The problem they set out to solve is one that anyone who’s edited video knows: adding sound to visual media is tedious. Creators spend hours trawling stock libraries and manually syncing effects, frame by frame. Mirelo’s approach is to let users upload any video and, within seconds, generate perfectly synchronized sound effects for everything happening on screen. That ability to produce high-quality sound faster than real time becomes particularly important in a world of dynamic content, whether that’s AI-generated videos or adaptive gaming worlds that shift for each player.
“Think of the difference between talkies and silent films – video without sound has so much less feeling and atmosphere,” says CJ. “Mirelo’s first step is about democratising access, empowering everyone to create the sound that their (AI) video deserves. But we’ll also empower professionals to rework audio, to do more of what they love, to be more expressive and imaginative in what they can achieve, while handling the boring stuff such as synchronization. Our bigger mission is to become the audio layer for all visual content across videos, gaming, social media, films and beyond.”

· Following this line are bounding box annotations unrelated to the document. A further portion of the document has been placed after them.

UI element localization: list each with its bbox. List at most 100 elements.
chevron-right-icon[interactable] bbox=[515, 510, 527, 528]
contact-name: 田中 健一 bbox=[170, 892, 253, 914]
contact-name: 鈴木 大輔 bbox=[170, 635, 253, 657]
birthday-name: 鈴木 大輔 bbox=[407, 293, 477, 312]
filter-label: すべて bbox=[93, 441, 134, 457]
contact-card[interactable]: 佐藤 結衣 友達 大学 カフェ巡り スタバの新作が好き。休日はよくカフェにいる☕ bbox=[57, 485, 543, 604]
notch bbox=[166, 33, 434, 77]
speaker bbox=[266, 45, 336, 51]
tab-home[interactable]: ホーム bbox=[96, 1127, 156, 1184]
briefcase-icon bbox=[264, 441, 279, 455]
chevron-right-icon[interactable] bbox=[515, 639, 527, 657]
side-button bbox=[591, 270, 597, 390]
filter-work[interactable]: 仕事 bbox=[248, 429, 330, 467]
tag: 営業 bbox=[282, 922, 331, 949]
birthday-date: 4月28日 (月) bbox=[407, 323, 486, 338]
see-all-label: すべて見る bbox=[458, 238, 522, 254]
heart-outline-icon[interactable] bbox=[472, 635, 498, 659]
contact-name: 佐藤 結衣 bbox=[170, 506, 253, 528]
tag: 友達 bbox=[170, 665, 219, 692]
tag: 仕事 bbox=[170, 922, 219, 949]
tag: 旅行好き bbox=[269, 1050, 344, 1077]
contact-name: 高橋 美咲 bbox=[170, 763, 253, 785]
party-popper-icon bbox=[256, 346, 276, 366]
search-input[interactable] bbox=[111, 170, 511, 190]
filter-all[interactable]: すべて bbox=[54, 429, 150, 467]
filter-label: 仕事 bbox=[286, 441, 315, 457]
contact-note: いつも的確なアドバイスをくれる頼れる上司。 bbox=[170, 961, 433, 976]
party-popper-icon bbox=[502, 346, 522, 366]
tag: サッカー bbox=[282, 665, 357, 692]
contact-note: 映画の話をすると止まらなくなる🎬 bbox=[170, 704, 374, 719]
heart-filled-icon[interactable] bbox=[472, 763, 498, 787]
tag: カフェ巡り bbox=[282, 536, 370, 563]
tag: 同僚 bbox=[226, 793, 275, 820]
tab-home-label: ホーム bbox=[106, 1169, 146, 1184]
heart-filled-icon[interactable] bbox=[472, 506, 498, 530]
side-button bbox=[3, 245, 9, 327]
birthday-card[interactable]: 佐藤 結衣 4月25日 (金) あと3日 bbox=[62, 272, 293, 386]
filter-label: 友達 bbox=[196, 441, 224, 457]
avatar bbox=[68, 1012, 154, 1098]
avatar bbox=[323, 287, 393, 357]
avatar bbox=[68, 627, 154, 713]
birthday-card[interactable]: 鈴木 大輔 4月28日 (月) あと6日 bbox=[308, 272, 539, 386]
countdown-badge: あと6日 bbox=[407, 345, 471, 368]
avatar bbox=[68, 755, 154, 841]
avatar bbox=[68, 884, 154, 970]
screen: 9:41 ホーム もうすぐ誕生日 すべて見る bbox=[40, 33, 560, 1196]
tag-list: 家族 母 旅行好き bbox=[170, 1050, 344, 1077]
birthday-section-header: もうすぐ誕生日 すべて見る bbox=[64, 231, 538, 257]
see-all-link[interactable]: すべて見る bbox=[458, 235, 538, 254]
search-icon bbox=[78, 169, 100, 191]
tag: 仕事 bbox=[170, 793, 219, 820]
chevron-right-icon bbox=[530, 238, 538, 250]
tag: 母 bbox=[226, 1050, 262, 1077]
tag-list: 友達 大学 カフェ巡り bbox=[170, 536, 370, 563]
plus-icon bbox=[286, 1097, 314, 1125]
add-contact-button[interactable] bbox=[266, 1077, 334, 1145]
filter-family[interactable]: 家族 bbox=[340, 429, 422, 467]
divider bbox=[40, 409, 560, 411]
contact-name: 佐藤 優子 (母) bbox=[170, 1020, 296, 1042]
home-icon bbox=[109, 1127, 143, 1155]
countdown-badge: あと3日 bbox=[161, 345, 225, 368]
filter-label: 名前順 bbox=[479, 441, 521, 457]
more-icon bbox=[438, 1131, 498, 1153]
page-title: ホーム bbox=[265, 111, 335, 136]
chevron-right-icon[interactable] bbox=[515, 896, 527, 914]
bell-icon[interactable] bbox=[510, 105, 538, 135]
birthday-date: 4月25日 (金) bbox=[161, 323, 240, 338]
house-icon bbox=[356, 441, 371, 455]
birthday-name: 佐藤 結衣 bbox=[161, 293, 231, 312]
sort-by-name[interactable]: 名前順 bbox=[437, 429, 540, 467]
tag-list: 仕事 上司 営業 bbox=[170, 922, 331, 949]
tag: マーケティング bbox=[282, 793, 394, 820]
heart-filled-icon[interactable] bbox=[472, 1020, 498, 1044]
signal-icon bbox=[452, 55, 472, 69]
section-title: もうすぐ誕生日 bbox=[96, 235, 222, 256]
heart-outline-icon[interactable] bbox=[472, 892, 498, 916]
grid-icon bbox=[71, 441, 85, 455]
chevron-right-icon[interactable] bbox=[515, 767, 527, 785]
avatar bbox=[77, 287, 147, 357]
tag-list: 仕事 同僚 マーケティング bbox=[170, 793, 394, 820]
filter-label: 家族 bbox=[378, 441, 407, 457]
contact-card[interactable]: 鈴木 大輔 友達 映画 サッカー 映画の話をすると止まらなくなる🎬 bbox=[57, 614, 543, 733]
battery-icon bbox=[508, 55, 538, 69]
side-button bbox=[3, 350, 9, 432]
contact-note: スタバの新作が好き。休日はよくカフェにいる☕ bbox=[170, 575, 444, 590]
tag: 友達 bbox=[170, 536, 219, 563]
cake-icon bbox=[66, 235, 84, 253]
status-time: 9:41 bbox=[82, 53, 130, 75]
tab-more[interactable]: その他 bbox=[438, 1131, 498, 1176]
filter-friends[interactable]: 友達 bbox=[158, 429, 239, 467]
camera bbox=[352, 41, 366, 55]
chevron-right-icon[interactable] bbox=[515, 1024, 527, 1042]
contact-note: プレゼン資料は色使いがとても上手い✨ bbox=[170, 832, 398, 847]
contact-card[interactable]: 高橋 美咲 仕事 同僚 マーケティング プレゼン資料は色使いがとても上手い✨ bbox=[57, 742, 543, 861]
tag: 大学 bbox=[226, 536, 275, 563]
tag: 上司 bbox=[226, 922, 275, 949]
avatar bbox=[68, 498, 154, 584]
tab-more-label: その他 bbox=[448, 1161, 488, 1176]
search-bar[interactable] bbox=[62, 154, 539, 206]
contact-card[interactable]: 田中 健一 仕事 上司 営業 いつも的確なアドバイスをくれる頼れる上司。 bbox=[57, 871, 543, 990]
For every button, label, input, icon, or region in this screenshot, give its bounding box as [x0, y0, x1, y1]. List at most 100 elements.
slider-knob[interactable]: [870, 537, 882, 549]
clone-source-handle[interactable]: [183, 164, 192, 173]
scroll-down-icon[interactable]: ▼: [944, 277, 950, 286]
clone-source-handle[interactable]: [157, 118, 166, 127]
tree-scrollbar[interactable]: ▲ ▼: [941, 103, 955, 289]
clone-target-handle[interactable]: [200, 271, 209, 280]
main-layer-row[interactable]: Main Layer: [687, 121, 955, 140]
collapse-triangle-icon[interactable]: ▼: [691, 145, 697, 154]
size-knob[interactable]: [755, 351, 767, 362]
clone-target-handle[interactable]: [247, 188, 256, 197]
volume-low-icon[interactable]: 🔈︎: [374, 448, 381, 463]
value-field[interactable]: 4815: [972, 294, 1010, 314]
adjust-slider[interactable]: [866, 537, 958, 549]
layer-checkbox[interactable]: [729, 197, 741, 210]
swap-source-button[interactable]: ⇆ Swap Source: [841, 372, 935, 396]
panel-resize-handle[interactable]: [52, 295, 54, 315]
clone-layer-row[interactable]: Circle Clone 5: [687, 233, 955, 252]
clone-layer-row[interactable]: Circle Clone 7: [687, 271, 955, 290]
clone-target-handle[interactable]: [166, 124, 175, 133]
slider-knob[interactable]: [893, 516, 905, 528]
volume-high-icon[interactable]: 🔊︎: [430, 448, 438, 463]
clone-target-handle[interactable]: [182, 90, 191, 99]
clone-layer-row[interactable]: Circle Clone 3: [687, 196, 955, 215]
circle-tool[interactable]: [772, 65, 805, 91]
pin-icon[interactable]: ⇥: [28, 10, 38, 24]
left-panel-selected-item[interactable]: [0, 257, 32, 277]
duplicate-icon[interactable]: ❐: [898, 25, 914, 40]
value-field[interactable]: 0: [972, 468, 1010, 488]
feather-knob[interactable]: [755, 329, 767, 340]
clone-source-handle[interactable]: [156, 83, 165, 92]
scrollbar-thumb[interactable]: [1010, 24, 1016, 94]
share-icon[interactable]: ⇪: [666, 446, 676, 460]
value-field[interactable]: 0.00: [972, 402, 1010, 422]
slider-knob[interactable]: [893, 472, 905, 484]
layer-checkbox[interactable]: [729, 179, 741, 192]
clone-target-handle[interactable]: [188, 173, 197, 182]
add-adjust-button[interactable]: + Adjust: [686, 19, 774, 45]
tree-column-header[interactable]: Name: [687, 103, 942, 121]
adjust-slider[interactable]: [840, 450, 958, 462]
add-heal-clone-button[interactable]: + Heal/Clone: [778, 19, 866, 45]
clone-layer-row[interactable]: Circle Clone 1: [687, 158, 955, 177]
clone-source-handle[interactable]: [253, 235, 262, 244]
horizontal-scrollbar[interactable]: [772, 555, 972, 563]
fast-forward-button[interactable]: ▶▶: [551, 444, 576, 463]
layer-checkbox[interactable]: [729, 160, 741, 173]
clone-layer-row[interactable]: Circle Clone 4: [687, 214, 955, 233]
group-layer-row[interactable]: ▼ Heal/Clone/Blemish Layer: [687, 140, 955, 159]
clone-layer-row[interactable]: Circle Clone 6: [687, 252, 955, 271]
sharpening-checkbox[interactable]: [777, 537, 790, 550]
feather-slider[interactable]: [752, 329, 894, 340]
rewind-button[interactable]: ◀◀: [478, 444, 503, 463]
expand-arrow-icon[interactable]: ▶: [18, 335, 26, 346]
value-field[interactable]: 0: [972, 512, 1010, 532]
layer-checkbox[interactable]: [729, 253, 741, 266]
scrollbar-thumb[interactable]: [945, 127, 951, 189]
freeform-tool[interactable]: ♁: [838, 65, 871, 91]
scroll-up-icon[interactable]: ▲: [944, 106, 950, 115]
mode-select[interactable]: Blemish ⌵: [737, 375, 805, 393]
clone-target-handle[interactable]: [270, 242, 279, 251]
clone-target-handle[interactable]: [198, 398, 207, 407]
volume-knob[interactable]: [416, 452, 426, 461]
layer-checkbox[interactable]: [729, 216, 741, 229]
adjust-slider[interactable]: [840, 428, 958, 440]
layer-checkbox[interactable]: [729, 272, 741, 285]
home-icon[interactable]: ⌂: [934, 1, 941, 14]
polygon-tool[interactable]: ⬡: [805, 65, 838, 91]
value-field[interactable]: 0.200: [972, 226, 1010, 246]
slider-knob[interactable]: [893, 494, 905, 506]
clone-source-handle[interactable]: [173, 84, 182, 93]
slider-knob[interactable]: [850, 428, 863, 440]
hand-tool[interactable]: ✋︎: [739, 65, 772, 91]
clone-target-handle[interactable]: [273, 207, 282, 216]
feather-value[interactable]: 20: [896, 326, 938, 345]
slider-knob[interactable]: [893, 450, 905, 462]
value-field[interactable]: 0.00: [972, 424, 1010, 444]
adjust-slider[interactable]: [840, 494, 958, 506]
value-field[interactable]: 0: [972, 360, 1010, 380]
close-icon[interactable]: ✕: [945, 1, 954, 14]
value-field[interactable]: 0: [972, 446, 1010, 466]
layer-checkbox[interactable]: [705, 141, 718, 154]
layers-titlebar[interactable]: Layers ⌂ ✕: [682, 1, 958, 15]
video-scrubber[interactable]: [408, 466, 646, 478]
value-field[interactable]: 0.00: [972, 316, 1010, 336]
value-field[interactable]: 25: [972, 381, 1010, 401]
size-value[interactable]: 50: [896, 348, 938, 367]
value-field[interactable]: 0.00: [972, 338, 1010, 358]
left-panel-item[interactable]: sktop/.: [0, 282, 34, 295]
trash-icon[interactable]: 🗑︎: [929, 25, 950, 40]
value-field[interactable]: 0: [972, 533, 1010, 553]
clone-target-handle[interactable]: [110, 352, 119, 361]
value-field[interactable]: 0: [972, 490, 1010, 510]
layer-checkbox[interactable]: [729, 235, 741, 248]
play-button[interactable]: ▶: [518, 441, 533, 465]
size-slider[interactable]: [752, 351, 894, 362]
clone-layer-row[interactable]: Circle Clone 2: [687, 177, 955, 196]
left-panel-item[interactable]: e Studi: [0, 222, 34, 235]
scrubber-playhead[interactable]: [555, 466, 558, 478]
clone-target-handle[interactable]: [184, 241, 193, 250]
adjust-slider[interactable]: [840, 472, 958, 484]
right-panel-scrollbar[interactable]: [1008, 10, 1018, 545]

Florian notes that there’s a “deep affinity” between music and engineering; it’s perhaps “something about the intersection of mathematical precision and expressiveness.” Maybe that explains why both founders and most of Mirelo’s wider team are also passionate about music. CJ has a degree in piano, organ and composition from the Conservatoire in Strasbourg, and was very close to pursuing music professionally; he dreams one day of recreating the unwritten music of Mozart and Schubert. Meanwhile, Florian mixes music and plays electric guitar as a member of an electro band in Berlin.
A couple of weeks ago, the company released a new, top-notch video-to-sound-effect model, Mirelo SFX v1.5, which can generate various soundtrack versions faster than real-time. It is available via their self-serve API and web-app, Mirelo Studio. Mirelo’s models are very lightweight, requiring 50 times less compute than typical LLMs, while also delivering superior quality to any competitor so far according to external evaluations.
The funding is a sign of a broader shift in creative expression, as AI tools empower more and more artists and designers to bring their ideas to life. “Sound is too often an afterthought in video production, yet it’s what determines whether a video or game truly resonates with its audience. Mirelo gives creators a new form of expression, letting them move faster and sound better,” says Georgia Stevenson, the partner at Index Ventures who led the investment. “The team led by CJ and Florian combines cutting-edge AI expertise with an unparalleled focus on audio’s emotional power. It is a combination that positions them to reshape how the world experiences sound.”
The company’s notable angel investors from across the AI ecosystem: Yariv Adan (former Google Zürich Site Lead), Alex Berriche (Fleet.co), Léon Bottou (AI scientist, Meta), Burkay Gur (Fal.ai), Thomas Hofmann (AI Professor, ETH Zürich), Antoine Le Nel (Revolut), Coco Mao (OpenArt), Arthur Mensch (Mistral AI), Laura Modiano (OpenAI), Jakob Uszkoreit (Inceptive, co-inventor of the Transformer architecture), and Thomas Wolf (Hugging Face).